Tokenization-wise encoding

hynky1999 commented 2 months ago

What does this implement/fix? Explain your changes.

This PR adds new way to do tokenization.

The method tokenized context and continuation separately which can fix issues when not separating context/continuation for some languages (chinese). See the test for the example Comments
The input parsing for models is really scary to me, very easy to make a mistake imo. I think we do have some shared interface (batch_size, add_bos_token, tokenizer....) for most of the inference models. Would be nice to refactor in the future and have something like TokensLightevalModel and TextLightevalModel (if we allow closed models in future, we won't be the ones doing the batching/tokenization). Won't be doing that in this PR for sure.
I only add this new param to BaseModel and nanotron as for other I haven't noticed we would be using the tokenization params. To me it's weird api, wouldn't deal with it before the above happens

NathanHB commented 2 months ago

Thanks for the PR, looks great :)

The input parsing for models is really scary to me, very easy to make a mistake imo. I think we do have some shared interface (batch_size, add_bos_token, tokenizer....) for most of the inference models. Would be nice to refactor in the future and have something like TokensLightevalModel and TextLightevalModel (if we allow closed models in future, we won't be the ones doing the batching/tokenization).
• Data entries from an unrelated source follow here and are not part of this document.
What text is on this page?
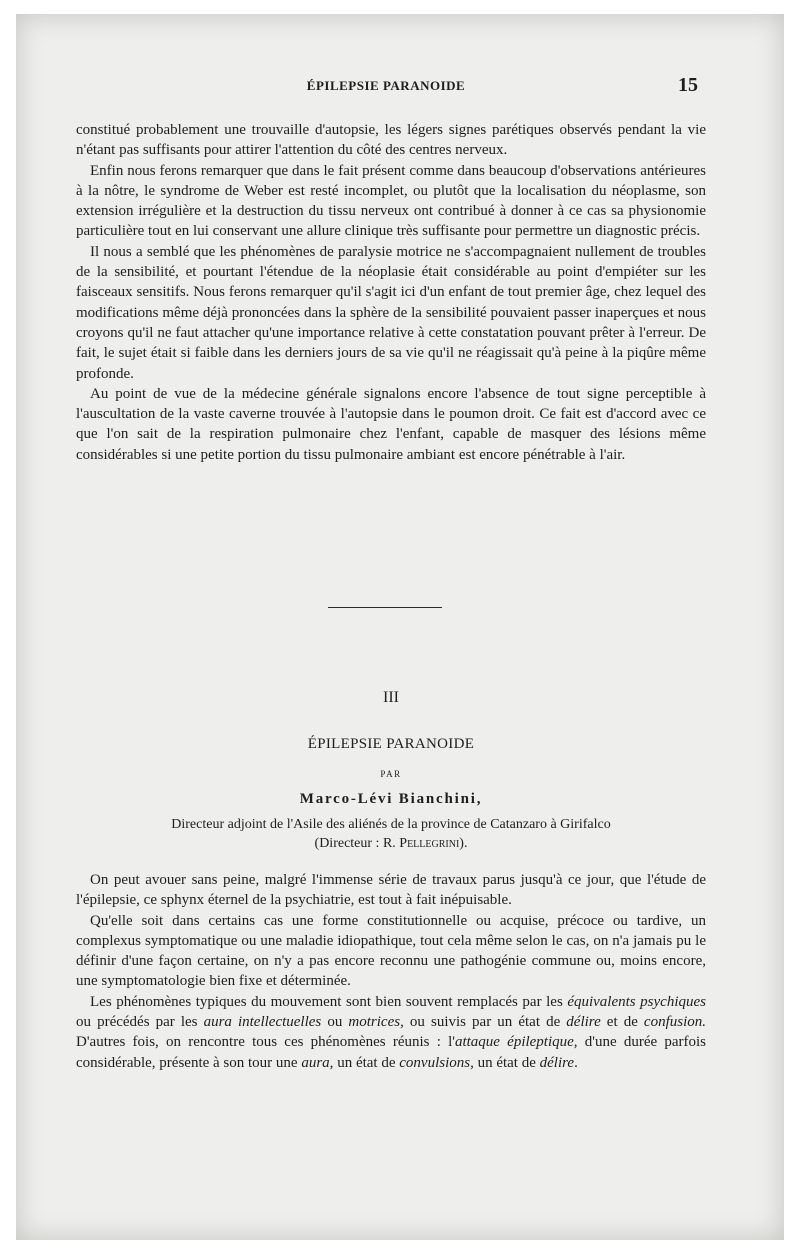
ÉPILEPSIE PARANOIDE	15

constitué probablement une trouvaille d'autopsie, les légers signes parétiques observés pendant la vie n'étant pas suffisants pour attirer l'attention du côté des centres nerveux.

Enfin nous ferons remarquer que dans le fait présent comme dans beaucoup d'observations antérieures à la nôtre, le syndrome de Weber est resté incomplet, ou plutôt que la localisation du néoplasme, son extension irrégulière et la destruction du tissu nerveux ont contribué à donner à ce cas sa physionomie particulière tout en lui conservant une allure clinique très suffisante pour permettre un diagnostic précis.

Il nous a semblé que les phénomènes de paralysie motrice ne s'accompagnaient nullement de troubles de la sensibilité, et pourtant l'étendue de la néoplasie était considérable au point d'empiéter sur les faisceaux sensitifs. Nous ferons remarquer qu'il s'agit ici d'un enfant de tout premier âge, chez lequel des modifications même déjà prononcées dans la sphère de la sensibilité pouvaient passer inaperçues et nous croyons qu'il ne faut attacher qu'une importance relative à cette constatation pouvant prêter à l'erreur. De fait, le sujet était si faible dans les derniers jours de sa vie qu'il ne réagissait qu'à peine à la piqûre même profonde.

Au point de vue de la médecine générale signalons encore l'absence de tout signe perceptible à l'auscultation de la vaste caverne trouvée à l'autopsie dans le poumon droit. Ce fait est d'accord avec ce que l'on sait de la respiration pulmonaire chez l'enfant, capable de masquer des lésions même considérables si une petite portion du tissu pulmonaire ambiant est encore pénétrable à l'air.

III
ÉPILEPSIE PARANOIDE
PAR
Marco-Lévi Bianchini,
Directeur adjoint de l'Asile des aliénés de la province de Catanzaro à Girifalco
(Directeur : R. Pellegrini).

On peut avouer sans peine, malgré l'immense série de travaux parus jusqu'à ce jour, que l'étude de l'épilepsie, ce sphynx éternel de la psychiatrie, est tout à fait inépuisable.

Qu'elle soit dans certains cas une forme constitutionnelle ou acquise, précoce ou tardive, un complexus symptomatique ou une maladie idiopathique, tout cela même selon le cas, on n'a jamais pu le définir d'une façon certaine, on n'y a pas encore reconnu une pathogénie commune ou, moins encore, une symptomatologie bien fixe et déterminée.

Les phénomènes typiques du mouvement sont bien souvent remplacés par les équivalents psychiques ou précédés par les aura intellectuelles ou motrices, ou suivis par un état de délire et de confusion. D'autres fois, on rencontre tous ces phénomènes réunis : l'attaque épileptique, d'une durée parfois considérable, présente à son tour une aura, un état de convulsions, un état de délire.
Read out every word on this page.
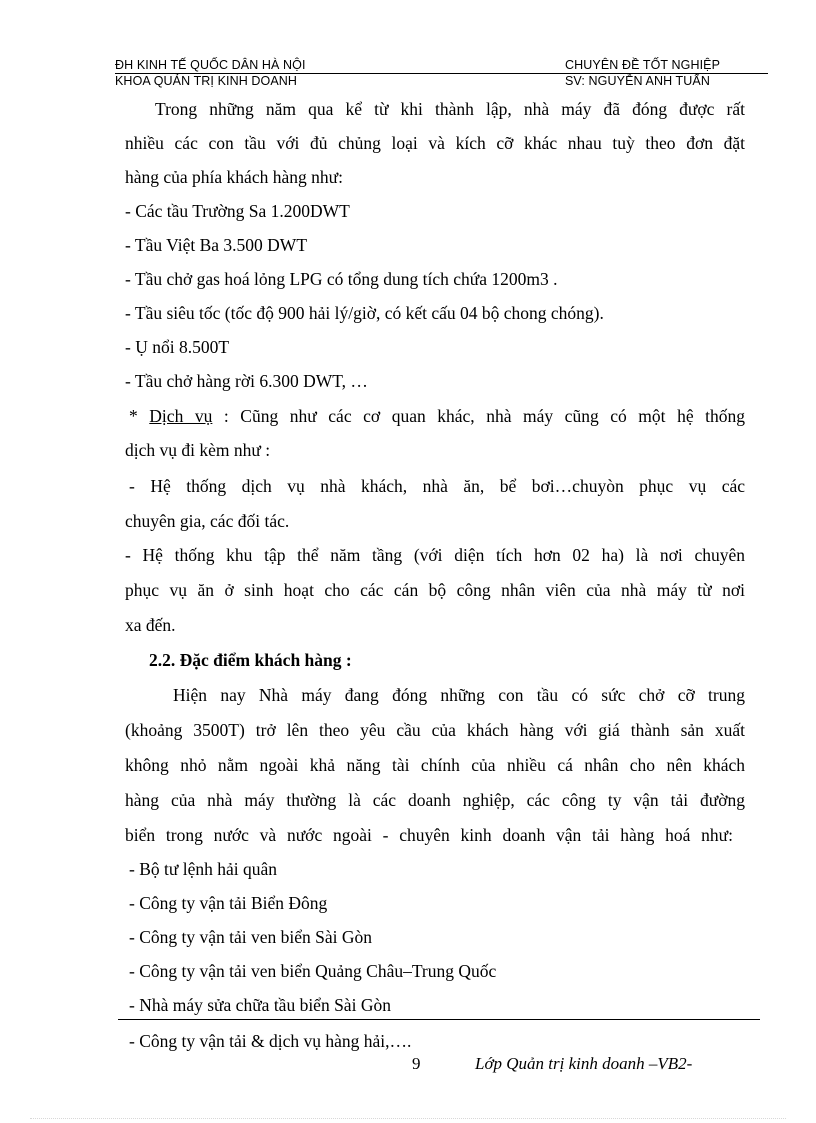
ĐH KINH TẾ QUỐC DÂN HÀ NỘI
KHOA QUẢN TRỊ KINH DOANH
CHUYÊN ĐỀ TỐT NGHIỆP
SV: NGUYỄN ANH TUẤN
Trong những năm qua kể từ khi thành lập, nhà máy đã đóng được rất
nhiều các con tầu với đủ chủng loại và kích cỡ khác nhau tuỳ theo đơn đặt
hàng của phía khách hàng như:
- Các tầu Trường Sa 1.200DWT
- Tầu Việt Ba 3.500 DWT
- Tầu chở gas hoá lỏng LPG có tổng dung tích chứa 1200m3 .
- Tầu siêu tốc (tốc độ 900 hải lý/giờ, có kết cấu 04 bộ chong chóng).
- Ụ nổi 8.500T
- Tầu chở hàng rời 6.300 DWT, …
* Dịch vụ : Cũng như các cơ quan khác, nhà máy cũng có một hệ thống
dịch vụ đi kèm như :
- Hệ thống dịch vụ nhà khách, nhà ăn, bể bơi…chuyòn phục vụ các
chuyên gia, các đối tác.
- Hệ thống khu tập thể năm tầng (với diện tích hơn 02 ha) là nơi chuyên
phục vụ ăn ở sinh hoạt cho các cán bộ công nhân viên của nhà máy từ nơi
xa đến.
2.2. Đặc điểm khách hàng :
Hiện nay Nhà máy đang đóng những con tầu có sức chở cỡ trung
(khoảng 3500T) trở lên theo yêu cầu của khách hàng với giá thành sản xuất
không nhỏ nằm ngoài khả năng tài chính của nhiều cá nhân cho nên khách
hàng của nhà máy thường là các doanh nghiệp, các công ty vận tải đường
biển trong nước và nước ngoài - chuyên kinh doanh vận tải hàng hoá như:
- Bộ tư lệnh hải quân
- Công ty vận tải Biển Đông
- Công ty vận tải ven biển Sài Gòn
- Công ty vận tải ven biển Quảng Châu–Trung Quốc
- Nhà máy sửa chữa tầu biển Sài Gòn
- Công ty vận tải & dịch vụ hàng hải,….
9	Lớp Quản trị kinh doanh –VB2-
Won't be doing that in this PR for sure.

What do you mean by in put parsing interface ?

hynky1999 commented 2 months ago

Pretty much this fc: https://github.com/huggingface/lighteval/blob/config_templates/src/lighteval/models/model_config.py#L288

I find it scary, because if one is adding a new args/new model configs there is no reference config, pretty much we access everything through untyped dict access. And we actually do have such configs, it's all those XConfig classes. But we can't directly parse into them because they are flattened as I think first the CLI interface was introduced and then the .yaml configs were added.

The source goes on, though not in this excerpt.